Both EDP Standalone and Professional EDP enable the user to check EDDs for formatting, valid values and logic before being accepted into EQuIS. Problematic EDDs are rejected and flagged for specific errors. EDD tables with errors are denoted in red, and individual fields within the EDD tables that have errors are highlighted with different colors, which signify the error type and facilitates correcting errors.
There is a separate web mode for EDP:
•Enterprise EDP – Performs all the same checks as other EDP modes, but the entire process may be automated. The purpose of Enterprise EDP is for the automated workflow to receive (via ftp, email, or web) and process EDDs. Acceptance and/or rejection notifications are automatically sent.
Electronic Data Deliverable (EDD) – EDDs are electronic tabular formats for sharing, manipulating and using data. Microsoft Excel spreadsheets and tab-delimited text files are examples of EDDs.
EQuIS Format Files – The EQuIS format file is the essence of data checking in EDP and EQuIS. Structured in XML, the EQuIS format file set contains the definitions and restrictions for each individual field in available data tables. The format files control data checks, such as range checking, reference values, formatting and enumerations. Data providers may submit data to EQuIS using one of the standard format files (e.g., EFWEDD, EQEDD, EZEDD, etc.) or a custom format file.
Package – The package is the EDD data that have been converted into the EQuIS data structure (tables and fields) before they are committed to EQuIS.
Create – The process in which data in the EDD is mapped from the structure of the format to the structure of the EQuIS database and the package is created. The data are compared to the rules of the EQuIS database and each record in the newly created package is assigned an EBatch number.
EBatch – The EDD Batch, or EBatch, number is how EQuIS tracks data when it is uploaded via EDP. As each EDD is loaded into the EQuIS database, a unique EBatch number is assigned based on file name, username, date and time, machine ID, etc. Every record created by the EDD contains that EBatch number and can be traced back to the EDD from which it was loaded.

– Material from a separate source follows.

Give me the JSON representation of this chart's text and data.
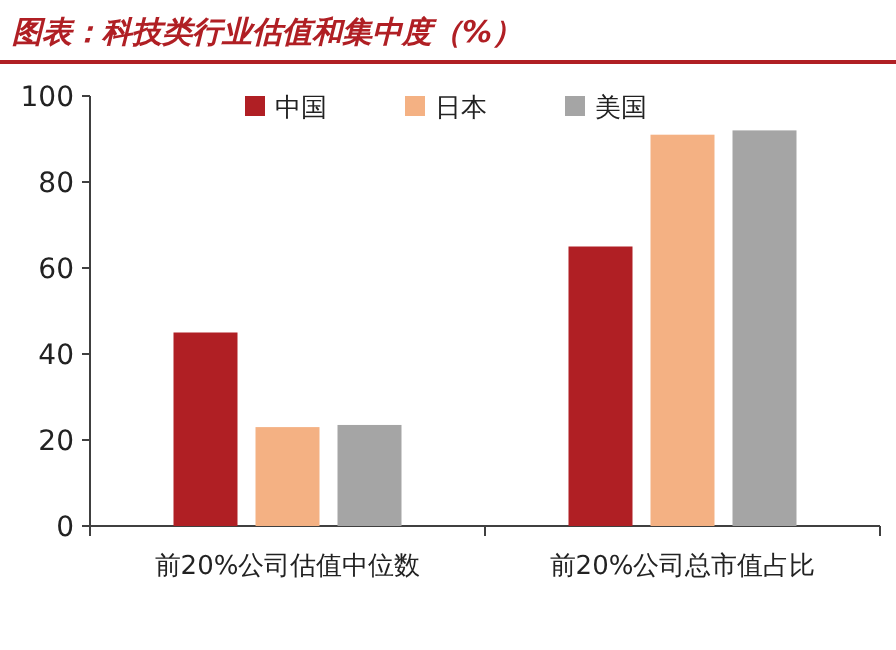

Commit – The process in which created data is compared to data already in EQuIS via the primary keys. Depending on which commit type is selected, the commit process will determine how the data are imported into EQuIS.

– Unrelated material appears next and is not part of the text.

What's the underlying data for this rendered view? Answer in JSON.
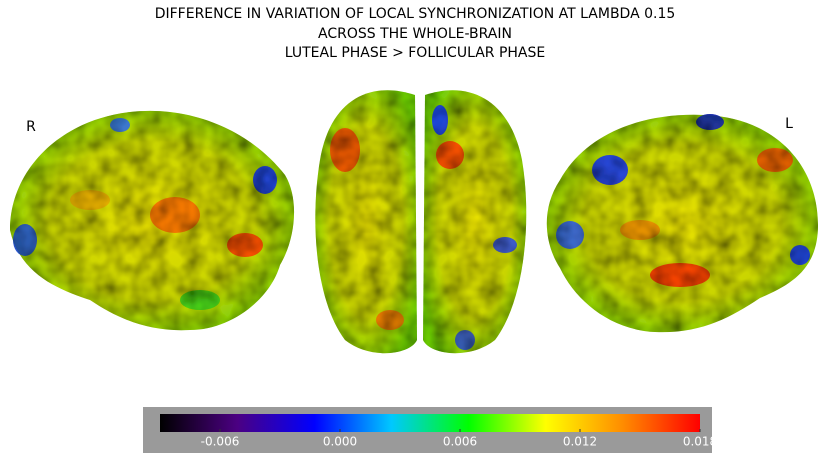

Rollback – The process in which data may be removed from the EQuIS database, based on the EBatch of the data. Rollback will not permit parent-child relationships to be broken. Rollback will not return a record to a previous state—the entire record will be removed from the EQuIS database.
EQuIS EDD Conventions
The column headers in EQuIS EDD tables contain the data field names from the associated EQuIS database Schema. The first row defines the data in each column, and the second row indicates the data type and length. The second row also contains a tool tip with more detail on the column content. Both of these rows start with the "#" sign, which indicates that these are comment rows and do not contain data. These comment header rows will not be uploaded into the EQuIS database and are only in the file to provide context to the user/reader. Thus, some EDDs are created without any header rows.
To help understand data connections and assist with data population, criteria for certain fields are denoted by the following conventions:
•Red and Underlined text indicates a Primary Key field.

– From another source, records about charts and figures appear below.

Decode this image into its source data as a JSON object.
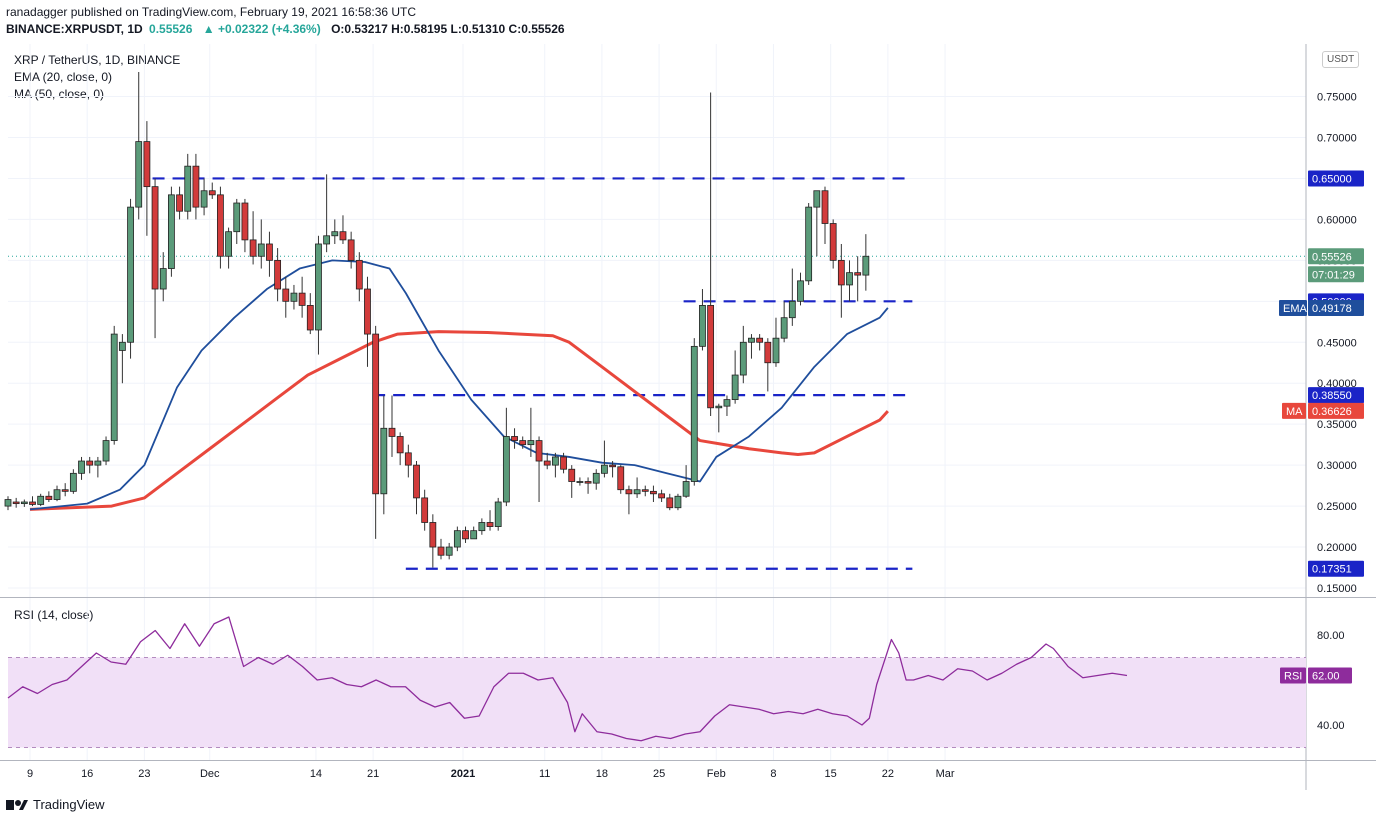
{
  "header": {
    "line1": "ranadagger published on TradingView.com, February 19, 2021 16:58:36 UTC",
    "symbol": "BINANCE:XRPUSDT, 1D",
    "close_value": "0.55526",
    "change": "▲ +0.02322 (+4.36%)",
    "ohlc": "O:0.53217 H:0.58195 L:0.51310 C:0.55526"
  },
  "legends": {
    "symbol": "XRP / TetherUS, 1D, BINANCE",
    "ema": "EMA (20, close, 0)",
    "ma": "MA (50, close, 0)",
    "rsi": "RSI (14, close)"
  },
  "brand": {
    "name": "TradingView"
  },
  "currency_badge": "USDT",
  "colors": {
    "up": "#26a69a",
    "up_fill": "#5b9b7a",
    "down": "#d23b3b",
    "ema": "#1f4e9c",
    "ma": "#e8473c",
    "rsi": "#8e2c9c",
    "level": "#1a24c7",
    "rsi_band": "#f1e0f7"
  },
  "chart_data": [
    {
      "type": "candlestick",
      "title": "XRP / TetherUS, 1D, BINANCE",
      "ylim": [
        0.14,
        0.78
      ],
      "price_ticks": [
        "0.15000",
        "0.20000",
        "0.25000",
        "0.30000",
        "0.35000",
        "0.40000",
        "0.45000",
        "0.50000",
        "0.55000",
        "0.60000",
        "0.65000",
        "0.70000",
        "0.75000"
      ],
      "x_ticks": [
        {
          "label": "9",
          "day": 0
        },
        {
          "label": "16",
          "day": 7
        },
        {
          "label": "23",
          "day": 14
        },
        {
          "label": "Dec",
          "day": 22
        },
        {
          "label": "14",
          "day": 35
        },
        {
          "label": "21",
          "day": 42
        },
        {
          "label": "2021",
          "day": 53
        },
        {
          "label": "11",
          "day": 63
        },
        {
          "label": "18",
          "day": 70
        },
        {
          "label": "25",
          "day": 77
        },
        {
          "label": "Feb",
          "day": 84
        },
        {
          "label": "8",
          "day": 91
        },
        {
          "label": "15",
          "day": 98
        },
        {
          "label": "22",
          "day": 105
        },
        {
          "label": "Mar",
          "day": 112
        }
      ],
      "candles": [
        [
          0.25,
          0.262,
          0.245,
          0.258
        ],
        [
          0.255,
          0.26,
          0.248,
          0.253
        ],
        [
          0.253,
          0.258,
          0.249,
          0.255
        ],
        [
          0.255,
          0.262,
          0.25,
          0.252
        ],
        [
          0.252,
          0.265,
          0.25,
          0.262
        ],
        [
          0.262,
          0.268,
          0.255,
          0.258
        ],
        [
          0.258,
          0.275,
          0.256,
          0.27
        ],
        [
          0.27,
          0.278,
          0.262,
          0.268
        ],
        [
          0.268,
          0.295,
          0.265,
          0.29
        ],
        [
          0.29,
          0.31,
          0.282,
          0.305
        ],
        [
          0.305,
          0.31,
          0.29,
          0.3
        ],
        [
          0.3,
          0.31,
          0.285,
          0.305
        ],
        [
          0.305,
          0.335,
          0.3,
          0.33
        ],
        [
          0.33,
          0.47,
          0.325,
          0.46
        ],
        [
          0.44,
          0.46,
          0.4,
          0.45
        ],
        [
          0.45,
          0.625,
          0.43,
          0.615
        ],
        [
          0.615,
          0.78,
          0.6,
          0.695
        ],
        [
          0.695,
          0.72,
          0.58,
          0.64
        ],
        [
          0.64,
          0.65,
          0.455,
          0.515
        ],
        [
          0.515,
          0.56,
          0.5,
          0.54
        ],
        [
          0.54,
          0.64,
          0.53,
          0.63
        ],
        [
          0.63,
          0.64,
          0.6,
          0.61
        ],
        [
          0.61,
          0.68,
          0.6,
          0.665
        ],
        [
          0.665,
          0.68,
          0.6,
          0.615
        ],
        [
          0.615,
          0.65,
          0.605,
          0.635
        ],
        [
          0.635,
          0.645,
          0.625,
          0.63
        ],
        [
          0.63,
          0.64,
          0.54,
          0.555
        ],
        [
          0.555,
          0.59,
          0.54,
          0.585
        ],
        [
          0.585,
          0.625,
          0.57,
          0.62
        ],
        [
          0.62,
          0.625,
          0.56,
          0.575
        ],
        [
          0.575,
          0.61,
          0.545,
          0.555
        ],
        [
          0.555,
          0.6,
          0.54,
          0.57
        ],
        [
          0.57,
          0.585,
          0.53,
          0.55
        ],
        [
          0.55,
          0.565,
          0.5,
          0.515
        ],
        [
          0.515,
          0.53,
          0.48,
          0.5
        ],
        [
          0.5,
          0.52,
          0.49,
          0.51
        ],
        [
          0.51,
          0.53,
          0.48,
          0.495
        ],
        [
          0.495,
          0.51,
          0.46,
          0.465
        ],
        [
          0.465,
          0.58,
          0.435,
          0.57
        ],
        [
          0.57,
          0.655,
          0.56,
          0.58
        ],
        [
          0.58,
          0.6,
          0.57,
          0.585
        ],
        [
          0.585,
          0.605,
          0.57,
          0.575
        ],
        [
          0.575,
          0.585,
          0.54,
          0.55
        ],
        [
          0.55,
          0.56,
          0.5,
          0.515
        ],
        [
          0.515,
          0.53,
          0.42,
          0.46
        ],
        [
          0.46,
          0.47,
          0.21,
          0.265
        ],
        [
          0.265,
          0.385,
          0.24,
          0.345
        ],
        [
          0.345,
          0.385,
          0.31,
          0.335
        ],
        [
          0.335,
          0.34,
          0.3,
          0.315
        ],
        [
          0.315,
          0.325,
          0.285,
          0.3
        ],
        [
          0.3,
          0.305,
          0.24,
          0.26
        ],
        [
          0.26,
          0.27,
          0.22,
          0.23
        ],
        [
          0.23,
          0.24,
          0.175,
          0.2
        ],
        [
          0.2,
          0.21,
          0.185,
          0.19
        ],
        [
          0.19,
          0.205,
          0.185,
          0.2
        ],
        [
          0.2,
          0.225,
          0.195,
          0.22
        ],
        [
          0.22,
          0.225,
          0.205,
          0.21
        ],
        [
          0.21,
          0.225,
          0.21,
          0.22
        ],
        [
          0.22,
          0.235,
          0.215,
          0.23
        ],
        [
          0.23,
          0.245,
          0.22,
          0.225
        ],
        [
          0.225,
          0.26,
          0.22,
          0.255
        ],
        [
          0.255,
          0.37,
          0.25,
          0.335
        ],
        [
          0.335,
          0.345,
          0.32,
          0.33
        ],
        [
          0.33,
          0.335,
          0.32,
          0.325
        ],
        [
          0.325,
          0.37,
          0.31,
          0.33
        ],
        [
          0.33,
          0.335,
          0.255,
          0.305
        ],
        [
          0.305,
          0.315,
          0.295,
          0.3
        ],
        [
          0.3,
          0.315,
          0.285,
          0.31
        ],
        [
          0.31,
          0.315,
          0.29,
          0.295
        ],
        [
          0.295,
          0.3,
          0.26,
          0.28
        ],
        [
          0.28,
          0.285,
          0.275,
          0.28
        ],
        [
          0.28,
          0.285,
          0.265,
          0.278
        ],
        [
          0.278,
          0.295,
          0.27,
          0.29
        ],
        [
          0.29,
          0.33,
          0.285,
          0.3
        ],
        [
          0.3,
          0.305,
          0.285,
          0.298
        ],
        [
          0.298,
          0.3,
          0.265,
          0.27
        ],
        [
          0.27,
          0.275,
          0.24,
          0.265
        ],
        [
          0.265,
          0.285,
          0.26,
          0.27
        ],
        [
          0.27,
          0.275,
          0.262,
          0.268
        ],
        [
          0.268,
          0.275,
          0.255,
          0.265
        ],
        [
          0.265,
          0.27,
          0.255,
          0.26
        ],
        [
          0.26,
          0.265,
          0.245,
          0.248
        ],
        [
          0.248,
          0.265,
          0.245,
          0.262
        ],
        [
          0.262,
          0.3,
          0.26,
          0.28
        ],
        [
          0.28,
          0.455,
          0.275,
          0.445
        ],
        [
          0.445,
          0.515,
          0.44,
          0.495
        ],
        [
          0.495,
          0.755,
          0.36,
          0.37
        ],
        [
          0.37,
          0.375,
          0.34,
          0.372
        ],
        [
          0.372,
          0.385,
          0.36,
          0.38
        ],
        [
          0.38,
          0.44,
          0.375,
          0.41
        ],
        [
          0.41,
          0.47,
          0.4,
          0.45
        ],
        [
          0.45,
          0.46,
          0.43,
          0.455
        ],
        [
          0.455,
          0.46,
          0.44,
          0.45
        ],
        [
          0.45,
          0.455,
          0.39,
          0.425
        ],
        [
          0.425,
          0.48,
          0.42,
          0.455
        ],
        [
          0.455,
          0.5,
          0.45,
          0.48
        ],
        [
          0.48,
          0.54,
          0.47,
          0.5
        ],
        [
          0.5,
          0.535,
          0.495,
          0.525
        ],
        [
          0.525,
          0.62,
          0.52,
          0.615
        ],
        [
          0.615,
          0.635,
          0.555,
          0.635
        ],
        [
          0.635,
          0.64,
          0.57,
          0.595
        ],
        [
          0.595,
          0.6,
          0.54,
          0.55
        ],
        [
          0.55,
          0.57,
          0.48,
          0.52
        ],
        [
          0.52,
          0.55,
          0.5,
          0.535
        ],
        [
          0.535,
          0.555,
          0.5,
          0.532
        ],
        [
          0.532,
          0.582,
          0.513,
          0.555
        ]
      ],
      "ema20": [
        [
          0,
          0.246
        ],
        [
          7,
          0.253
        ],
        [
          11,
          0.27
        ],
        [
          14,
          0.3
        ],
        [
          18,
          0.395
        ],
        [
          21,
          0.44
        ],
        [
          25,
          0.48
        ],
        [
          29,
          0.515
        ],
        [
          33,
          0.54
        ],
        [
          37,
          0.55
        ],
        [
          41,
          0.548
        ],
        [
          44,
          0.54
        ],
        [
          46,
          0.51
        ],
        [
          50,
          0.44
        ],
        [
          54,
          0.38
        ],
        [
          58,
          0.335
        ],
        [
          62,
          0.315
        ],
        [
          66,
          0.31
        ],
        [
          70,
          0.303
        ],
        [
          74,
          0.3
        ],
        [
          78,
          0.29
        ],
        [
          82,
          0.28
        ],
        [
          84,
          0.31
        ],
        [
          88,
          0.335
        ],
        [
          92,
          0.37
        ],
        [
          96,
          0.42
        ],
        [
          100,
          0.46
        ],
        [
          104,
          0.48
        ],
        [
          105,
          0.492
        ]
      ],
      "ma50": [
        [
          0,
          0.246
        ],
        [
          10,
          0.25
        ],
        [
          14,
          0.26
        ],
        [
          18,
          0.29
        ],
        [
          22,
          0.32
        ],
        [
          26,
          0.35
        ],
        [
          30,
          0.38
        ],
        [
          34,
          0.41
        ],
        [
          38,
          0.43
        ],
        [
          42,
          0.45
        ],
        [
          45,
          0.46
        ],
        [
          50,
          0.463
        ],
        [
          56,
          0.462
        ],
        [
          60,
          0.46
        ],
        [
          64,
          0.458
        ],
        [
          66,
          0.45
        ],
        [
          70,
          0.42
        ],
        [
          74,
          0.39
        ],
        [
          78,
          0.36
        ],
        [
          82,
          0.33
        ],
        [
          85,
          0.325
        ],
        [
          88,
          0.32
        ],
        [
          92,
          0.315
        ],
        [
          94,
          0.313
        ],
        [
          96,
          0.315
        ],
        [
          100,
          0.335
        ],
        [
          104,
          0.355
        ],
        [
          105,
          0.366
        ]
      ],
      "levels": [
        {
          "price": 0.65,
          "label": "0.65000",
          "from_day": 15,
          "to_day": 108
        },
        {
          "price": 0.5,
          "label": "0.50000",
          "from_day": 80,
          "to_day": 108
        },
        {
          "price": 0.3855,
          "label": "0.38550",
          "from_day": 42,
          "to_day": 108
        },
        {
          "price": 0.17351,
          "label": "0.17351",
          "from_day": 46,
          "to_day": 108
        }
      ],
      "labels": {
        "last": "0.55526",
        "countdown": "07:01:29",
        "ema_tag": "EMA",
        "ema_value": "0.49178",
        "ma_tag": "MA",
        "ma_value": "0.36626"
      }
    },
    {
      "type": "line",
      "title": "RSI (14, close)",
      "ylim": [
        30,
        95
      ],
      "band": [
        30,
        70
      ],
      "ticks": [
        "40.00",
        "80.00"
      ],
      "rsi": [
        [
          0,
          52
        ],
        [
          2,
          57
        ],
        [
          4,
          54
        ],
        [
          6,
          58
        ],
        [
          8,
          60
        ],
        [
          10,
          66
        ],
        [
          12,
          72
        ],
        [
          14,
          68
        ],
        [
          16,
          67
        ],
        [
          18,
          77
        ],
        [
          20,
          82
        ],
        [
          22,
          74
        ],
        [
          24,
          85
        ],
        [
          26,
          75
        ],
        [
          28,
          85
        ],
        [
          30,
          88
        ],
        [
          32,
          66
        ],
        [
          34,
          70
        ],
        [
          36,
          67
        ],
        [
          38,
          71
        ],
        [
          40,
          66
        ],
        [
          42,
          60
        ],
        [
          44,
          61
        ],
        [
          46,
          58
        ],
        [
          48,
          57
        ],
        [
          50,
          60
        ],
        [
          52,
          57
        ],
        [
          54,
          57
        ],
        [
          56,
          51
        ],
        [
          58,
          48
        ],
        [
          60,
          50
        ],
        [
          62,
          43
        ],
        [
          64,
          44
        ],
        [
          66,
          57
        ],
        [
          68,
          63
        ],
        [
          70,
          63
        ],
        [
          72,
          60
        ],
        [
          74,
          61
        ],
        [
          76,
          50
        ],
        [
          77,
          37
        ],
        [
          78,
          45
        ],
        [
          80,
          37
        ],
        [
          82,
          36
        ],
        [
          84,
          34
        ],
        [
          86,
          33
        ],
        [
          88,
          35
        ],
        [
          90,
          34
        ],
        [
          92,
          36
        ],
        [
          94,
          37
        ],
        [
          96,
          44
        ],
        [
          98,
          49
        ],
        [
          100,
          48
        ],
        [
          102,
          47
        ],
        [
          104,
          45
        ],
        [
          106,
          46
        ],
        [
          108,
          45
        ],
        [
          110,
          47
        ],
        [
          112,
          45
        ],
        [
          114,
          44
        ],
        [
          116,
          40
        ],
        [
          117,
          43
        ],
        [
          118,
          58
        ],
        [
          120,
          78
        ],
        [
          121,
          72
        ],
        [
          122,
          60
        ],
        [
          123,
          60
        ],
        [
          125,
          62
        ],
        [
          127,
          60
        ],
        [
          129,
          65
        ],
        [
          131,
          64
        ],
        [
          133,
          60
        ],
        [
          135,
          63
        ],
        [
          137,
          67
        ],
        [
          139,
          70
        ],
        [
          141,
          76
        ],
        [
          142,
          74
        ],
        [
          144,
          66
        ],
        [
          146,
          61
        ],
        [
          148,
          62
        ],
        [
          150,
          63
        ],
        [
          152,
          62
        ]
      ]
    }
  ]
}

•Red text indicates a required field.
•Blue text indicates a field linked to a Reference table (e.g., look-up or valid value).
Training Scenario Overview
We will be working with data collected for the Gold King Mine facility. Located approximately 10 miles north of Silverton, CO, the Gold King Mine Site was claimed in 1887 and was last active in the 1920s. Mining activities produced acid mine drainage that required monitoring to avoid contamination of the nearby Animas River.
In August 2015, approximately three million gallons of mine waste were accidentally released into Cement Creek, a tributary of the Animas River. The spill contained known contaminants of arsenic, cadmium, copper, lead, and aluminum. The spill changed the color of the river to orange. The post-spill monitoring includes surface water, soil and sediment to measure impact of the spill on the greater San Juan River.
One of our laboratories has completed their analysis of some samples from the Gold King Mine facility and has produced an EDD of the results from their Laboratory Information Management System (LIMS). We will assist the laboratory to successfully submit the data into the EQuIS database via EDP.